Question

find the equation of the line that is perpendicular to y = (1/8)x - 4 and contains the point (1,-4). y = ?x +

Explanation:

Step1: Find the slope of the perpendicular line

The slope of the given line \( y = \frac{1}{8}x - 4 \) is \( m_1=\frac{1}{8} \). For two perpendicular lines, the product of their slopes is \( -1 \), i.e., \( m_1\times m_2=-1 \). Let the slope of the perpendicular line be \( m_2 \). So, \( \frac{1}{8}\times m_2=-1 \). Solving for \( m_2 \), we get \( m_2 = - 8 \).

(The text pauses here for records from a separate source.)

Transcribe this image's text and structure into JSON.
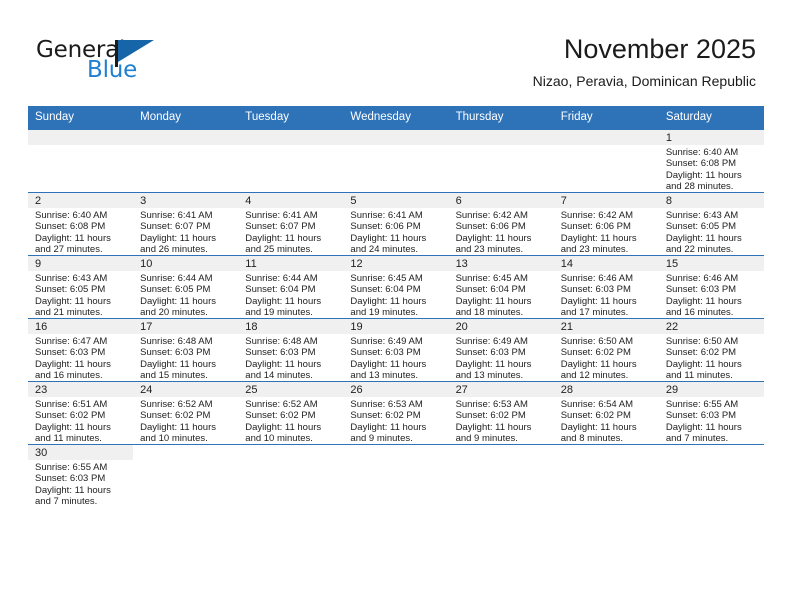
{
  "brand": {
    "name_part1": "General",
    "name_part2": "Blue",
    "accent_color": "#1f7fd0",
    "flag_color": "#1565a8"
  },
  "header": {
    "title": "November 2025",
    "subtitle": "Nizao, Peravia, Dominican Republic"
  },
  "calendar": {
    "header_color": "#2e72b8",
    "daynum_band_color": "#f0f0f0",
    "weekday_headers": [
      "Sunday",
      "Monday",
      "Tuesday",
      "Wednesday",
      "Thursday",
      "Friday",
      "Saturday"
    ],
    "weeks": [
      [
        {
          "day": "",
          "lines": [],
          "blank": true
        },
        {
          "day": "",
          "lines": [],
          "blank": true
        },
        {
          "day": "",
          "lines": [],
          "blank": true
        },
        {
          "day": "",
          "lines": [],
          "blank": true
        },
        {
          "day": "",
          "lines": [],
          "blank": true
        },
        {
          "day": "",
          "lines": [],
          "blank": true
        },
        {
          "day": "1",
          "lines": [
            "Sunrise: 6:40 AM",
            "Sunset: 6:08 PM",
            "Daylight: 11 hours",
            "and 28 minutes."
          ]
        }
      ],
      [
        {
          "day": "2",
          "lines": [
            "Sunrise: 6:40 AM",
            "Sunset: 6:08 PM",
            "Daylight: 11 hours",
            "and 27 minutes."
          ]
        },
        {
          "day": "3",
          "lines": [
            "Sunrise: 6:41 AM",
            "Sunset: 6:07 PM",
            "Daylight: 11 hours",
            "and 26 minutes."
          ]
        },
        {
          "day": "4",
          "lines": [
            "Sunrise: 6:41 AM",
            "Sunset: 6:07 PM",
            "Daylight: 11 hours",
            "and 25 minutes."
          ]
        },
        {
          "day": "5",
          "lines": [
            "Sunrise: 6:41 AM",
            "Sunset: 6:06 PM",
            "Daylight: 11 hours",
            "and 24 minutes."
          ]
        },
        {
          "day": "6",
          "lines": [
            "Sunrise: 6:42 AM",
            "Sunset: 6:06 PM",
            "Daylight: 11 hours",
            "and 23 minutes."
          ]
        },
        {
          "day": "7",
          "lines": [
            "Sunrise: 6:42 AM",
            "Sunset: 6:06 PM",
            "Daylight: 11 hours",
            "and 23 minutes."
          ]
        },
        {
          "day": "8",
          "lines": [
            "Sunrise: 6:43 AM",
            "Sunset: 6:05 PM",
            "Daylight: 11 hours",
            "and 22 minutes."
          ]
        }
      ],
      [
        {
          "day": "9",
          "lines": [
            "Sunrise: 6:43 AM",
            "Sunset: 6:05 PM",
            "Daylight: 11 hours",
            "and 21 minutes."
          ]
        },
        {
          "day": "10",
          "lines": [
            "Sunrise: 6:44 AM",
            "Sunset: 6:05 PM",
            "Daylight: 11 hours",
            "and 20 minutes."
          ]
        },
        {
          "day": "11",
          "lines": [
            "Sunrise: 6:44 AM",
            "Sunset: 6:04 PM",
            "Daylight: 11 hours",
            "and 19 minutes."
          ]
        },
        {
          "day": "12",
          "lines": [
            "Sunrise: 6:45 AM",
            "Sunset: 6:04 PM",
            "Daylight: 11 hours",
            "and 19 minutes."
          ]
        },
        {
          "day": "13",
          "lines": [
            "Sunrise: 6:45 AM",
            "Sunset: 6:04 PM",
            "Daylight: 11 hours",
            "and 18 minutes."
          ]
        },
        {
          "day": "14",
          "lines": [
            "Sunrise: 6:46 AM",
            "Sunset: 6:03 PM",
            "Daylight: 11 hours",
            "and 17 minutes."
          ]
        },
        {
          "day": "15",
          "lines": [
            "Sunrise: 6:46 AM",
            "Sunset: 6:03 PM",
            "Daylight: 11 hours",
            "and 16 minutes."
          ]
        }
      ],
      [
        {
          "day": "16",
          "lines": [
            "Sunrise: 6:47 AM",
            "Sunset: 6:03 PM",
            "Daylight: 11 hours",
            "and 16 minutes."
          ]
        },
        {
          "day": "17",
          "lines": [
            "Sunrise: 6:48 AM",
            "Sunset: 6:03 PM",
            "Daylight: 11 hours",
            "and 15 minutes."
          ]
        },
        {
          "day": "18",
          "lines": [
            "Sunrise: 6:48 AM",
            "Sunset: 6:03 PM",
            "Daylight: 11 hours",
            "and 14 minutes."
          ]
        },
        {
          "day": "19",
          "lines": [
            "Sunrise: 6:49 AM",
            "Sunset: 6:03 PM",
            "Daylight: 11 hours",
            "and 13 minutes."
          ]
        },
        {
          "day": "20",
          "lines": [
            "Sunrise: 6:49 AM",
            "Sunset: 6:03 PM",
            "Daylight: 11 hours",
            "and 13 minutes."
          ]
        },
        {
          "day": "21",
          "lines": [
            "Sunrise: 6:50 AM",
            "Sunset: 6:02 PM",
            "Daylight: 11 hours",
            "and 12 minutes."
          ]
        },
        {
          "day": "22",
          "lines": [
            "Sunrise: 6:50 AM",
            "Sunset: 6:02 PM",
            "Daylight: 11 hours",
            "and 11 minutes."
          ]
        }
      ],
      [
        {
          "day": "23",
          "lines": [
            "Sunrise: 6:51 AM",
            "Sunset: 6:02 PM",
            "Daylight: 11 hours",
            "and 11 minutes."
          ]
        },
        {
          "day": "24",
          "lines": [
            "Sunrise: 6:52 AM",
            "Sunset: 6:02 PM",
            "Daylight: 11 hours",
            "and 10 minutes."
          ]
        },
        {
          "day": "25",
          "lines": [
            "Sunrise: 6:52 AM",
            "Sunset: 6:02 PM",
            "Daylight: 11 hours",
            "and 10 minutes."
          ]
        },
        {
          "day": "26",
          "lines": [
            "Sunrise: 6:53 AM",
            "Sunset: 6:02 PM",
            "Daylight: 11 hours",
            "and 9 minutes."
          ]
        },
        {
          "day": "27",
          "lines": [
            "Sunrise: 6:53 AM",
            "Sunset: 6:02 PM",
            "Daylight: 11 hours",
            "and 9 minutes."
          ]
        },
        {
          "day": "28",
          "lines": [
            "Sunrise: 6:54 AM",
            "Sunset: 6:02 PM",
            "Daylight: 11 hours",
            "and 8 minutes."
          ]
        },
        {
          "day": "29",
          "lines": [
            "Sunrise: 6:55 AM",
            "Sunset: 6:03 PM",
            "Daylight: 11 hours",
            "and 7 minutes."
          ]
        }
      ],
      [
        {
          "day": "30",
          "lines": [
            "Sunrise: 6:55 AM",
            "Sunset: 6:03 PM",
            "Daylight: 11 hours",
            "and 7 minutes."
          ]
        },
        {
          "day": "",
          "lines": [],
          "blank": true
        },
        {
          "day": "",
          "lines": [],
          "blank": true
        },
        {
          "day": "",
          "lines": [],
          "blank": true
        },
        {
          "day": "",
          "lines": [],
          "blank": true
        },
        {
          "day": "",
          "lines": [],
          "blank": true
        },
        {
          "day": "",
          "lines": [],
          "blank": true
        }
      ]
    ]
  }
}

Step2: Use point - slope form to find the equation

The point - slope form of a line is \( y - y_1=m(x - x_1) \), where \( (x_1,y_1)=(1,-4) \) and \( m = m_2=-8 \). Substituting these values into the point - slope form, we have \( y-(-4)=-8(x - 1) \).
Simplify the left - hand side: \( y + 4=-8(x - 1) \).
Expand the right - hand side: \( y + 4=-8x+8 \).
Subtract 4 from both sides to get the slope - intercept form (\( y=mx + b \)): \( y=-8x + 8 - 4 \), which simplifies to \( y=-8x+4 \).

Answer:

The equation of the line is \( y=-8x + 4 \), so the coefficient of \( x \) is \(-8\) and the constant term is \( 4 \). Filling in the blanks, we have \( y=\boxed{-8}x+\boxed{4} \).